Припомним народный стих об Иосифе, как он открывается своим братьям, после того как в мешке Вениамина оказалась скрытая чаша. Братья Иосифа оправдываются.
Грозный царь Харавоне!
Такой же дурак был его брат Осип.
Така ему дураку и смерть случилась.
На это Иосиф рекомендуется им как их брат.
Ай же вы старейшая большая братья!
Как бы я не дурак был, не мошенник,
Не кормил бы вас хлебом солью,
Не засыпал бы возы вам безденежно.
За что вы меня, братья, убили?
За что купцинам продавали?
Народу, как видим, показалось мало библейской картины оправдания братьев пред Иосифом, и он разукрашивает библейское сказание. Неумение народа философско-богословски мыслить и вести речь, повторяем, в значительной степени подрывает доверие к правильности и чистоте понимания им христианских истин. Но «требовать, скажем словами Сольского, чтобы весь древнерусский народ понимал и излагал библейские, христианские истины так, как понимали и излагали его учители и руководители, это значит требовать, чтобы он говорил и мыслил школьным языком, школьными представлениями, чтобы он прошел школу если не богословского, то, по крайней мере, христианского образования».

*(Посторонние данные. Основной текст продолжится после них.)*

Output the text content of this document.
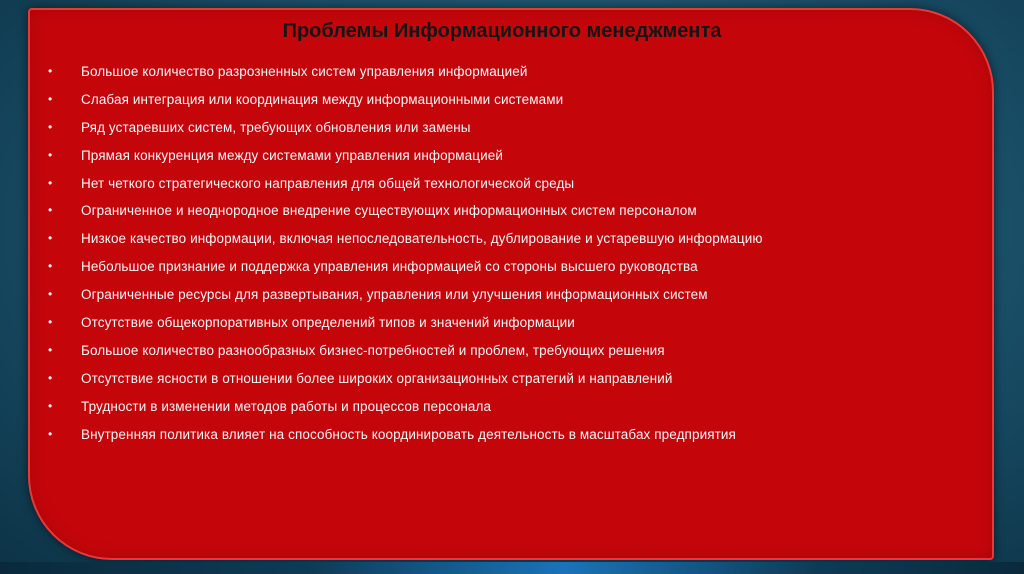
Проблемы Информационного менеджмента
•	Большое количество разрозненных систем управления информацией
•	Слабая интеграция или координация между информационными системами
•	Ряд устаревших систем, требующих обновления или замены
•	Прямая конкуренция между системами управления информацией
•	Нет четкого стратегического направления для общей технологической среды
•	Ограниченное и неоднородное внедрение существующих информационных систем персоналом
•	Низкое качество информации, включая непоследовательность, дублирование и устаревшую информацию
•	Небольшое признание и поддержка управления информацией со стороны высшего руководства
•	Ограниченные ресурсы для развертывания, управления или улучшения информационных систем
•	Отсутствие общекорпоративных определений типов и значений информации
•	Большое количество разнообразных бизнес-потребностей и проблем, требующих решения
•	Отсутствие ясности в отношении более широких организационных стратегий и направлений
•	Трудности в изменении методов работы и процессов персонала
•	Внутренняя политика влияет на способность координировать деятельность в масштабах предприятия
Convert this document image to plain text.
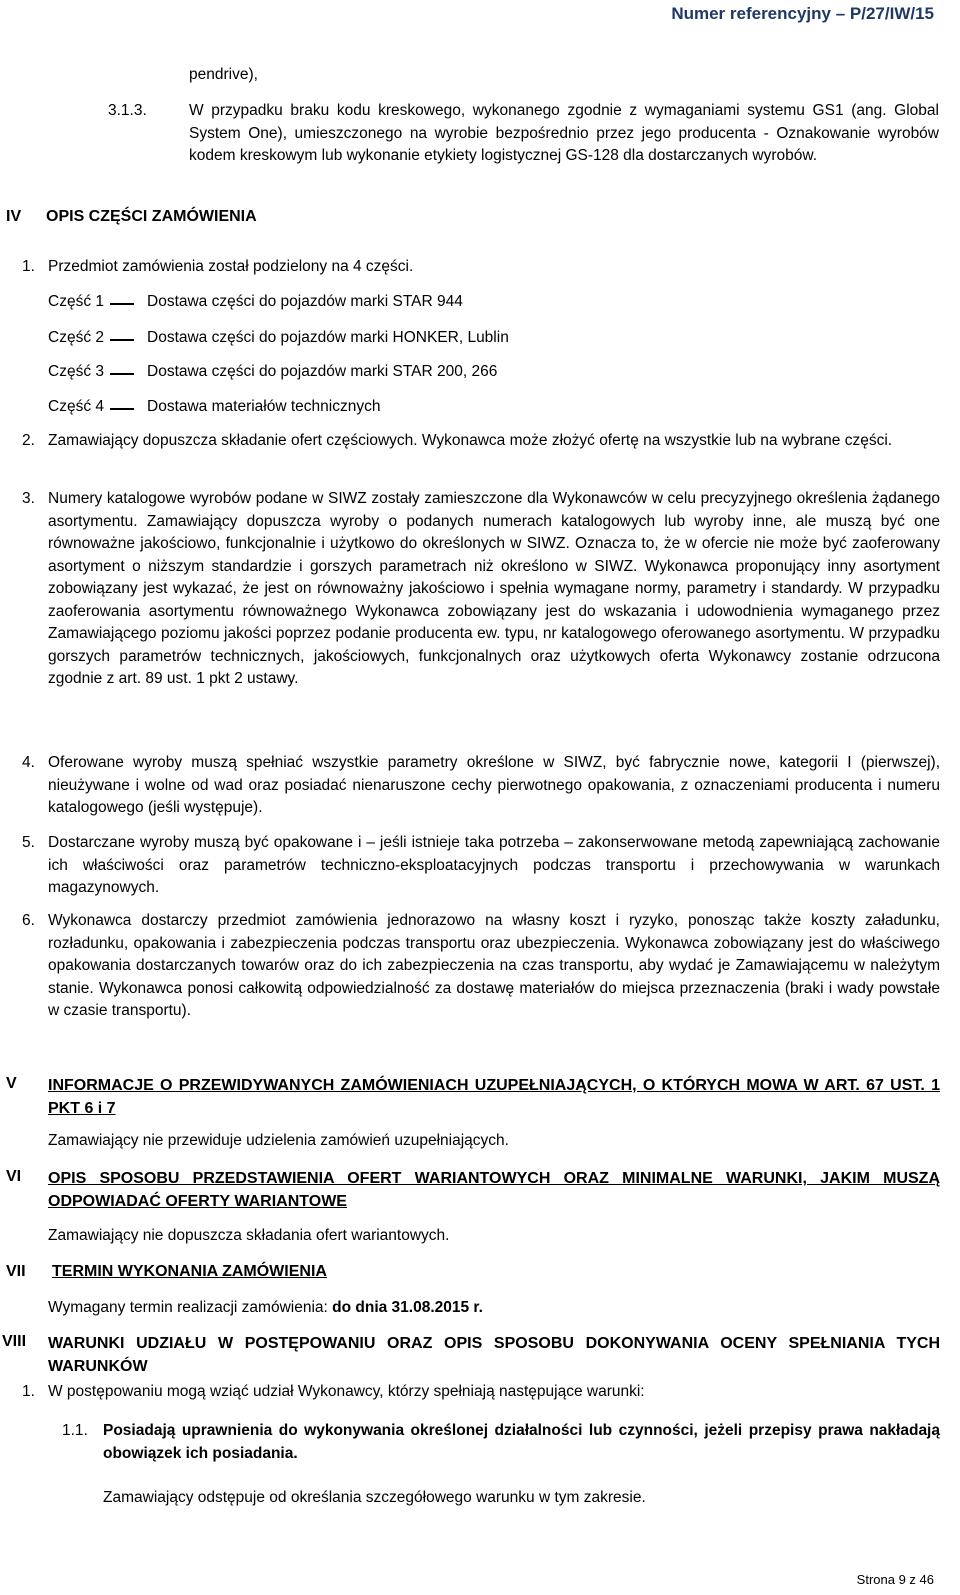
Numer referencyjny – P/27/IW/15
pendrive),
3.1.3.	W przypadku braku kodu kreskowego, wykonanego zgodnie z wymaganiami systemu GS1 (ang. Global System One), umieszczonego na wyrobie bezpośrednio przez jego producenta - Oznakowanie wyrobów kodem kreskowym lub wykonanie etykiety logistycznej GS-128 dla dostarczanych wyrobów.
IV OPIS CZĘŚCI ZAMÓWIENIA
1. Przedmiot zamówienia został podzielony na 4 części.
Część 1	Dostawa części do pojazdów marki STAR 944
Część 2	Dostawa części do pojazdów marki HONKER, Lublin
Część 3	Dostawa części do pojazdów marki STAR 200, 266
Część 4	Dostawa materiałów technicznych
2. Zamawiający dopuszcza składanie ofert częściowych. Wykonawca może złożyć ofertę na wszystkie lub na wybrane części.
3. Numery katalogowe wyrobów podane w SIWZ zostały zamieszczone dla Wykonawców w celu precyzyjnego określenia żądanego asortymentu. Zamawiający dopuszcza wyroby o podanych numerach katalogowych lub wyroby inne, ale muszą być one równoważne jakościowo, funkcjonalnie i użytkowo do określonych w SIWZ. Oznacza to, że w ofercie nie może być zaoferowany asortyment o niższym standardzie i gorszych parametrach niż określono w SIWZ. Wykonawca proponujący inny asortyment zobowiązany jest wykazać, że jest on równoważny jakościowo i spełnia wymagane normy, parametry i standardy. W przypadku zaoferowania asortymentu równoważnego Wykonawca zobowiązany jest do wskazania i udowodnienia wymaganego przez Zamawiającego poziomu jakości poprzez podanie producenta ew. typu, nr katalogowego oferowanego asortymentu. W przypadku gorszych parametrów technicznych, jakościowych, funkcjonalnych oraz użytkowych oferta Wykonawcy zostanie odrzucona zgodnie z art. 89 ust. 1 pkt 2 ustawy.
4. Oferowane wyroby muszą spełniać wszystkie parametry określone w SIWZ, być fabrycznie nowe, kategorii I (pierwszej), nieużywane i wolne od wad oraz posiadać nienaruszone cechy pierwotnego opakowania, z oznaczeniami producenta i numeru katalogowego (jeśli występuje).
5. Dostarczane wyroby muszą być opakowane i – jeśli istnieje taka potrzeba – zakonserwowane metodą zapewniającą zachowanie ich właściwości oraz parametrów techniczno-eksploatacyjnych podczas transportu i przechowywania w warunkach magazynowych.
6. Wykonawca dostarczy przedmiot zamówienia jednorazowo na własny koszt i ryzyko, ponosząc także koszty załadunku, rozładunku, opakowania i zabezpieczenia podczas transportu oraz ubezpieczenia. Wykonawca zobowiązany jest do właściwego opakowania dostarczanych towarów oraz do ich zabezpieczenia na czas transportu, aby wydać je Zamawiającemu w należytym stanie. Wykonawca ponosi całkowitą odpowiedzialność za dostawę materiałów do miejsca przeznaczenia (braki i wady powstałe w czasie transportu).
V INFORMACJE O PRZEWIDYWANYCH ZAMÓWIENIACH UZUPEŁNIAJĄCYCH, O KTÓRYCH MOWA W ART. 67 UST. 1 PKT 6 i 7
Zamawiający nie przewiduje udzielenia zamówień uzupełniających.
VI OPIS SPOSOBU PRZEDSTAWIENIA OFERT WARIANTOWYCH ORAZ MINIMALNE WARUNKI, JAKIM MUSZĄ ODPOWIADAĆ OFERTY WARIANTOWE
Zamawiający nie dopuszcza składania ofert wariantowych.
VII TERMIN WYKONANIA ZAMÓWIENIA
Wymagany termin realizacji zamówienia: do dnia 31.08.2015 r.
VIII WARUNKI UDZIAŁU W POSTĘPOWANIU ORAZ OPIS SPOSOBU DOKONYWANIA OCENY SPEŁNIANIA TYCH WARUNKÓW
1. W postępowaniu mogą wziąć udział Wykonawcy, którzy spełniają następujące warunki:
1.1. Posiadają uprawnienia do wykonywania określonej działalności lub czynności, jeżeli przepisy prawa nakładają obowiązek ich posiadania.
Zamawiający odstępuje od określania szczegółowego warunku w tym zakresie.
Strona 9 z 46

Во всяком случае, отрицать подлинный характер христианской религиозности русского народа в допетровский период нельзя. Правда, усвоение церковно-библейского учения совершалось в народе русском медленно, переходило множество градаций, прежде чем восходило на высоту надлежащего понимания предметов веры, но зато христианское учение ложилось в сознании народа глубоко и в самом существе проникало все народные воззрения. Памятники народного творчества, заключающие в себе духовное богатство народа, его думы, верования, убеждения и идеалы – во многих экземплярах представляют собою выражение тех или других христианских понятий народа, выражение, вполне проникнутое русским духом и вместе с тем вполне согласное с духом библейским.
Вообще ядро народных воззрений к концу допетровского периода оказывается уже христианским, но оно, так сказать, покрыто еще корой вымыслов и бредней.
В заключение своей речи мы считаем нужным остановиться еще на внешней, так сказать, стороне нашего труда.
В своем сочинении мы приступили прямо к вопросу о влиянии церковного учения и древнерусской духовной письменности на миросозерцание русского народа, не сделав предварительного обзора источников и ученой литературы своего предмета. Оставить обзор литературы по занимавшему нас предмету побудило нас следующее соображение. Занявшись критическим разбором литературы предмета, мы volens-nolens должны были бы вступить в ученую полемику, а полемика завела бы нас слишком далеко в сторону от намеченной нами задачи. С другой стороны, разборы как лучших произведений по данному предмету, так и всей вообще литературы и существуют уже.
Наконец, мы не можем не сделать также следующего замечания относительно своего сочинения. Когда мы приступали к своему труду, нам хотелось проследить историю религиозно – нравственного просвещения народа по векам или, по крайней мере, но периодам; хотелось, затем, показать, какие памятники древне-русской письменности оказали наибольшее влияние на народную словесность и народное миросозерцание; но задача, как убедил опыт, оказалась настолько широкою, что мы не решились взяться за нее, отложив исследование поставленных вопросов до будущего времени, а занялись вопросом, вообще о влиянии церковного учения и древнерусской письменности на миросозерцание русского народа и народную словесность, в древний допетровский период, находя, что и этот вопрос сам по себе имеет достаточную цену.